= Renewable Energy Act, 2011 =

Act of the Parliament of Ghana

The Renewable Energy Act, 2011 (Act 832) is a law enacted by the Parliament of Ghana to provide a legal framework for the development, management, utilization, and sustainability of renewable energy sources in the country. It was assented to by the late former President His excellency John Evans Fiifi Atta Mills on 31 December 2011 and commenced on the same date. The Act aims to promote the use of renewable energy to generate heat and power in an efficient and environmentally sustainable manner.

== Objectives ==
The primary objective of the Act is to support the development and utilization of renewable energy sources through a regulatory framework that attracts investment and fosters an enabling environment. It also seeks to diversify Ghana's energy supply to safeguard energy security, improve access to electricity, build indigenous capacity in renewable energy technologies, and enhance public education on renewable energy production and utilization. The Act additionally regulates the production and supply of woodfuel and bio-fuel.

== Definition of renewable energy ==
Under the act, renewable energy refers to energy obtained from non-depleting sources, which include wind, solar, hydro, biomass, bio-fuel, landfill gas, sewage gas, geothermal energy, ocean energy, and other sources designated in writing by the Minister responsible.

== Institutional responsibilities ==
The Act assigns specific roles to various government bodies:

- Ministerial Role: The Minister responsible for energy is tasked with providing policy direction to achieve the objectives of the Act.
- Energy Commission: This is the regulatory body responsible for overseeing renewable energy planning, project licensing, tariff regulation, quality assurance, monitoring, reporting, promotion, and awareness. The Commission advises the Minister on renewable energy matters, facilitates collaboration among government, private sector, and civil society, recommends educational programs to mainstream renewable energy, and suggests duty exemptions for equipment necessary for renewable energy development.
- Public Utilities Regulatory Commission (PURC): Oversees tariff approval and regulation relevant to the renewable energy sector.
- Public Utilities: Licensed utilities involved in electricity transmission, distribution, or sale are required to comply with the Act and contribute to meeting its objectives.

== Licensing and regulatory provisions ==

The Act outlines procedures for licensing renewable energy projects, including the criteria for application, grant, renewal, modification, suspension, or cancellation of licenses. It establishes conditions for licenses related to production, supply, storage, marketing, installation, maintenance, and transportation of renewable energy resources.

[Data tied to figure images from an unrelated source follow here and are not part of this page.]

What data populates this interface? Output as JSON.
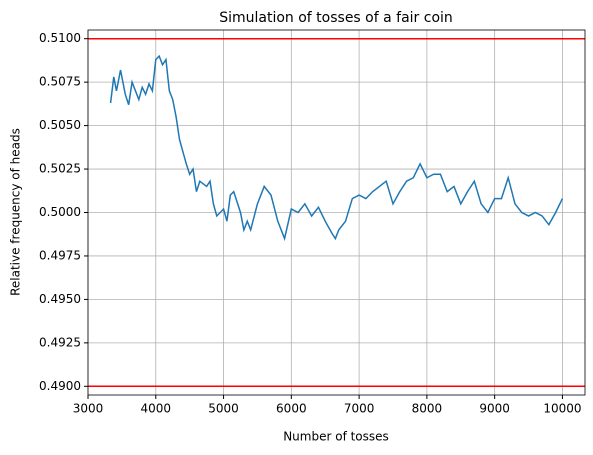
{
  "chart_data": {
    "type": "line",
    "title": "Simulation of tosses of a fair coin",
    "xlabel": "Number of tosses",
    "ylabel": "Relative frequency of heads",
    "grid": true,
    "xlim": [
      3000,
      10333
    ],
    "ylim": [
      0.4895,
      0.5105
    ],
    "xticks": [
      3000,
      4000,
      5000,
      6000,
      7000,
      8000,
      9000,
      10000
    ],
    "yticks": [
      {
        "value": 0.49,
        "label": "0.4900"
      },
      {
        "value": 0.4925,
        "label": "0.4925"
      },
      {
        "value": 0.495,
        "label": "0.4950"
      },
      {
        "value": 0.4975,
        "label": "0.4975"
      },
      {
        "value": 0.5,
        "label": "0.5000"
      },
      {
        "value": 0.5025,
        "label": "0.5025"
      },
      {
        "value": 0.505,
        "label": "0.5050"
      },
      {
        "value": 0.5075,
        "label": "0.5075"
      },
      {
        "value": 0.51,
        "label": "0.5100"
      }
    ],
    "reference_lines": {
      "color": "#ff0000",
      "values": [
        0.51,
        0.49
      ]
    },
    "x": [
      3333,
      3380,
      3420,
      3480,
      3550,
      3600,
      3650,
      3700,
      3750,
      3800,
      3850,
      3900,
      3950,
      4000,
      4050,
      4100,
      4150,
      4200,
      4250,
      4300,
      4350,
      4400,
      4450,
      4500,
      4550,
      4600,
      4650,
      4750,
      4800,
      4850,
      4900,
      5000,
      5050,
      5100,
      5150,
      5250,
      5300,
      5350,
      5400,
      5500,
      5600,
      5700,
      5800,
      5900,
      6000,
      6100,
      6200,
      6300,
      6400,
      6500,
      6600,
      6650,
      6700,
      6800,
      6900,
      7000,
      7100,
      7200,
      7300,
      7400,
      7500,
      7600,
      7700,
      7800,
      7900,
      8000,
      8100,
      8200,
      8300,
      8400,
      8500,
      8600,
      8700,
      8800,
      8900,
      9000,
      9100,
      9200,
      9300,
      9400,
      9500,
      9600,
      9700,
      9800,
      9900,
      10000
    ],
    "series": [
      {
        "color": "#1f77b4",
        "values": [
          0.5063,
          0.5078,
          0.507,
          0.5082,
          0.5068,
          0.5062,
          0.5075,
          0.507,
          0.5065,
          0.5072,
          0.5068,
          0.5074,
          0.507,
          0.5088,
          0.509,
          0.5085,
          0.5088,
          0.507,
          0.5065,
          0.5055,
          0.5042,
          0.5035,
          0.5028,
          0.5022,
          0.5025,
          0.5012,
          0.5018,
          0.5015,
          0.5018,
          0.5005,
          0.4998,
          0.5002,
          0.4995,
          0.501,
          0.5012,
          0.5,
          0.499,
          0.4995,
          0.499,
          0.5005,
          0.5015,
          0.501,
          0.4995,
          0.4985,
          0.5002,
          0.5,
          0.5005,
          0.4998,
          0.5003,
          0.4995,
          0.4988,
          0.4985,
          0.499,
          0.4995,
          0.5008,
          0.501,
          0.5008,
          0.5012,
          0.5015,
          0.5018,
          0.5005,
          0.5012,
          0.5018,
          0.502,
          0.5028,
          0.502,
          0.5022,
          0.5022,
          0.5012,
          0.5015,
          0.5005,
          0.5012,
          0.5018,
          0.5005,
          0.5,
          0.5008,
          0.5008,
          0.502,
          0.5005,
          0.5,
          0.4998,
          0.5,
          0.4998,
          0.4993,
          0.5,
          0.5008
        ]
      }
    ]
  }
}
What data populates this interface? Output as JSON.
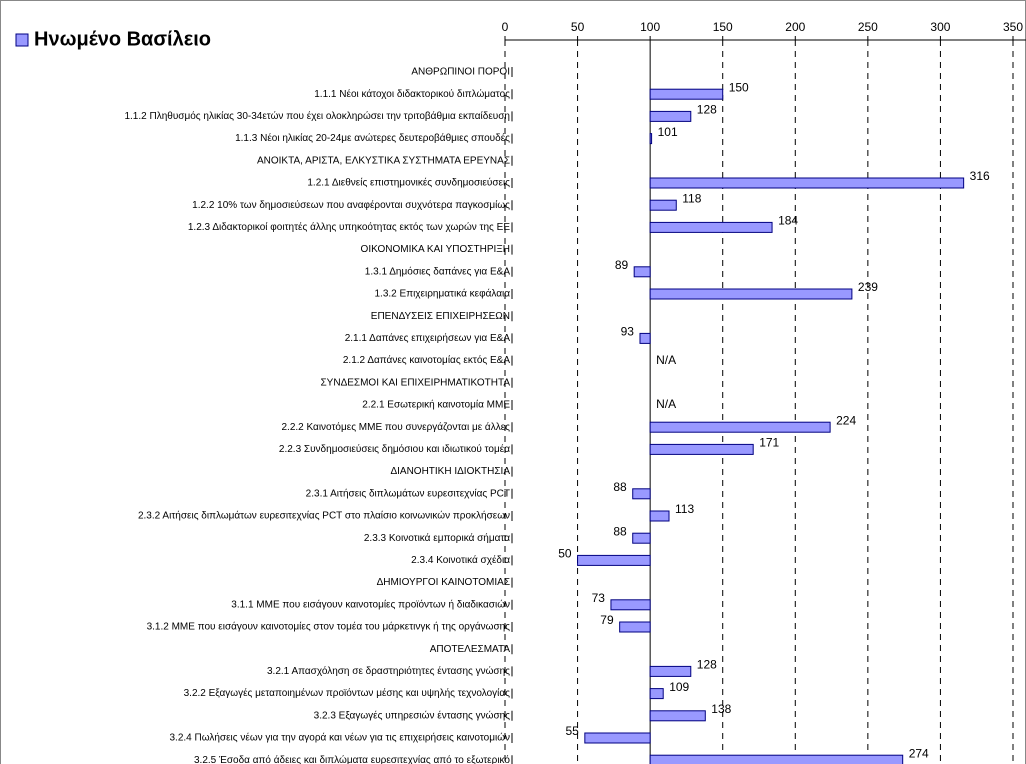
{
  "chart_data": {
    "type": "bar",
    "orientation": "horizontal",
    "baseline": 100,
    "categories": [
      "ΑΝΘΡΩΠΙΝΟΙ ΠΟΡΟΙ",
      "1.1.1 Νέοι κάτοχοι διδακτορικού διπλώματος",
      "1.1.2 Πληθυσμός ηλικίας 30-34ετών που έχει ολοκληρώσει την τριτοβάθμια εκπαίδευση",
      "1.1.3 Νέοι ηλικίας 20-24με ανώτερες δευτεροβάθμιες σπουδές",
      "ΑΝΟΙΚΤΑ, ΑΡΙΣΤΑ, ΕΛΚΥΣΤΙΚΑ ΣΥΣΤΗΜΑΤΑ ΕΡΕΥΝΑΣ",
      "1.2.1 Διεθνείς επιστημονικές συνδημοσιεύσεις",
      "1.2.2 10% των δημοσιεύσεων που αναφέρονται συχνότερα παγκοσμίως",
      "1.2.3 Διδακτορικοί φοιτητές άλλης υπηκοότητας εκτός των χωρών της ΕΕ",
      "ΟΙΚΟΝΟΜΙΚΑ ΚΑΙ ΥΠΟΣΤΗΡΙΞΗ",
      "1.3.1 Δημόσιες δαπάνες για Ε&Α",
      "1.3.2 Επιχειρηματικά κεφάλαια",
      "ΕΠΕΝΔΥΣΕΙΣ ΕΠΙΧΕΙΡΗΣΕΩΝ",
      "2.1.1 Δαπάνες επιχειρήσεων για Ε&Α",
      "2.1.2 Δαπάνες καινοτομίας εκτός Ε&Α",
      "ΣΥΝΔΕΣΜΟΙ ΚΑΙ ΕΠΙΧΕΙΡΗΜΑΤΙΚΟΤΗΤΑ",
      "2.2.1 Εσωτερική καινοτομία ΜΜΕ",
      "2.2.2 Καινοτόμες ΜΜΕ που συνεργάζονται με άλλες",
      "2.2.3 Συνδημοσιεύσεις δημόσιου και ιδιωτικού τομέα",
      "ΔΙΑΝΟΗΤΙΚΗ ΙΔΙΟΚΤΗΣΙΑ",
      "2.3.1 Αιτήσεις διπλωμάτων ευρεσιτεχνίας PCT",
      "2.3.2 Αιτήσεις διπλωμάτων ευρεσιτεχνίας PCT στο πλαίσιο κοινωνικών προκλήσεων",
      "2.3.3 Κοινοτικά εμπορικά σήματα",
      "2.3.4 Κοινοτικά σχέδια",
      "ΔΗΜΙΟΥΡΓΟΙ ΚΑΙΝΟΤΟΜΙΑΣ",
      "3.1.1 ΜΜΕ που εισάγουν καινοτομίες προϊόντων ή διαδικασιών",
      "3.1.2 ΜΜΕ που εισάγουν καινοτομίες στον τομέα του μάρκετινγκ ή της οργάνωσης",
      "ΑΠΟΤΕΛΕΣΜΑΤΑ",
      "3.2.1 Απασχόληση σε δραστηριότητες έντασης γνώσης",
      "3.2.2 Εξαγωγές μεταποιημένων προϊόντων μέσης και υψηλής τεχνολογίας",
      "3.2.3 Εξαγωγές υπηρεσιών έντασης γνώσης",
      "3.2.4 Πωλήσεις νέων για την αγορά και νέων για τις επιχειρήσεις καινοτομιών",
      "3.2.5 Έσοδα από άδειες και διπλώματα ευρεσιτεχνίας από το εξωτερικό"
    ],
    "series": [
      {
        "name": "Ηνωμένο Βασίλειο",
        "color": "#9999ff",
        "values": [
          null,
          150,
          128,
          101,
          null,
          316,
          118,
          184,
          null,
          89,
          239,
          null,
          93,
          null,
          null,
          null,
          224,
          171,
          null,
          88,
          113,
          88,
          50,
          null,
          73,
          79,
          null,
          128,
          109,
          138,
          55,
          274
        ],
        "value_labels": [
          null,
          null,
          null,
          null,
          null,
          null,
          null,
          null,
          null,
          null,
          null,
          null,
          null,
          "N/A",
          null,
          "N/A",
          null,
          null,
          null,
          null,
          null,
          null,
          null,
          null,
          null,
          null,
          null,
          null,
          null,
          null,
          null,
          null
        ]
      }
    ],
    "xlim": [
      0,
      350
    ],
    "xticks": [
      0,
      50,
      100,
      150,
      200,
      250,
      300,
      350
    ],
    "grid": true
  }
}
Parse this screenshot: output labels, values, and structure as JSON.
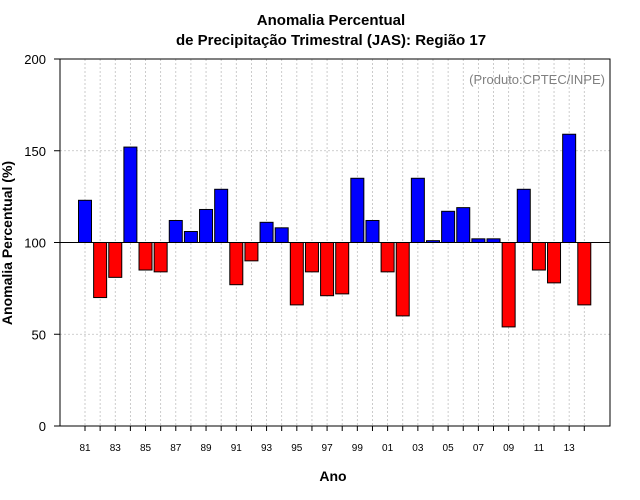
{
  "chart_data": {
    "type": "bar",
    "title": [
      "Anomalia Percentual",
      "de Precipitação Trimestral (JAS): Região 17"
    ],
    "xlabel": "Ano",
    "ylabel": "Anomalia Percentual (%)",
    "credit": "(Produto:CPTEC/INPE)",
    "baseline": 100,
    "ylim": [
      0,
      200
    ],
    "yticks": [
      "0",
      "50",
      "100",
      "150",
      "200"
    ],
    "ytick_values": [
      0,
      50,
      100,
      150,
      200
    ],
    "grid": true,
    "colors": {
      "above": "#0000ff",
      "below": "#ff0000",
      "grid": "#bfbfbf",
      "credit": "#808080"
    },
    "categories": [
      "81",
      "82",
      "83",
      "84",
      "85",
      "86",
      "87",
      "88",
      "89",
      "90",
      "91",
      "92",
      "93",
      "94",
      "95",
      "96",
      "97",
      "98",
      "99",
      "00",
      "01",
      "02",
      "03",
      "04",
      "05",
      "06",
      "07",
      "08",
      "09",
      "10",
      "11",
      "12",
      "13",
      "14"
    ],
    "xtick_labels": [
      "81",
      "83",
      "85",
      "87",
      "89",
      "91",
      "93",
      "95",
      "97",
      "99",
      "01",
      "03",
      "05",
      "07",
      "09",
      "11",
      "13"
    ],
    "values": [
      123,
      70,
      81,
      152,
      85,
      84,
      112,
      106,
      118,
      129,
      77,
      90,
      111,
      108,
      66,
      84,
      71,
      72,
      135,
      112,
      84,
      60,
      135,
      101,
      117,
      119,
      102,
      102,
      54,
      129,
      85,
      78,
      159,
      66
    ]
  }
}
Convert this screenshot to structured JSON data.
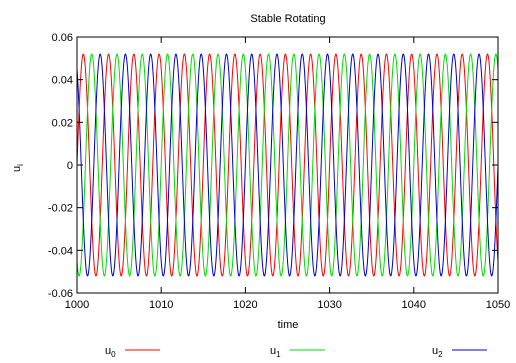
{
  "chart_data": {
    "type": "line",
    "title": "Stable Rotating",
    "xlabel": "time",
    "ylabel": {
      "base": "u",
      "sub": "i"
    },
    "xlim": [
      1000,
      1050
    ],
    "ylim": [
      -0.06,
      0.06
    ],
    "x_ticks": [
      "1000",
      "1010",
      "1020",
      "1030",
      "1040",
      "1050"
    ],
    "y_ticks": [
      "-0.06",
      "-0.04",
      "-0.02",
      "0",
      "0.02",
      "0.04",
      "0.06"
    ],
    "x_tick_values": [
      1000,
      1010,
      1020,
      1030,
      1040,
      1050
    ],
    "y_tick_values": [
      -0.06,
      -0.04,
      -0.02,
      0,
      0.02,
      0.04,
      0.06
    ],
    "grid": false,
    "legend_position": "bottom",
    "series": [
      {
        "name": {
          "base": "u",
          "sub": "0"
        },
        "color": "#ff0000",
        "amplitude": 0.052,
        "period": 3.0,
        "phase_deg": 0,
        "x_start": 1000,
        "x_end": 1050
      },
      {
        "name": {
          "base": "u",
          "sub": "1"
        },
        "color": "#00dd00",
        "amplitude": 0.052,
        "period": 3.0,
        "phase_deg": -120,
        "x_start": 1000,
        "x_end": 1050
      },
      {
        "name": {
          "base": "u",
          "sub": "2"
        },
        "color": "#0000cc",
        "amplitude": 0.052,
        "period": 3.0,
        "phase_deg": 120,
        "x_start": 1000,
        "x_end": 1050
      }
    ]
  }
}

=== Support Mechanisms ===
To promote the adoption of renewable energy, the Act includes provisions for a feed-in-tariff scheme, renewable energy purchase obligations for utilities, and tariff rates to incentivize investment and generation of renewable electricity.

=== Amendments ===
The Renewable Energy Act, 2011 has been amended, notably by the Renewable Energy (Amendment) Act, 2020 (Act 1045), which updated and expanded certain provisions to strengthen the regulatory environment and encourage increased renewable energy investment and deployment in Ghana.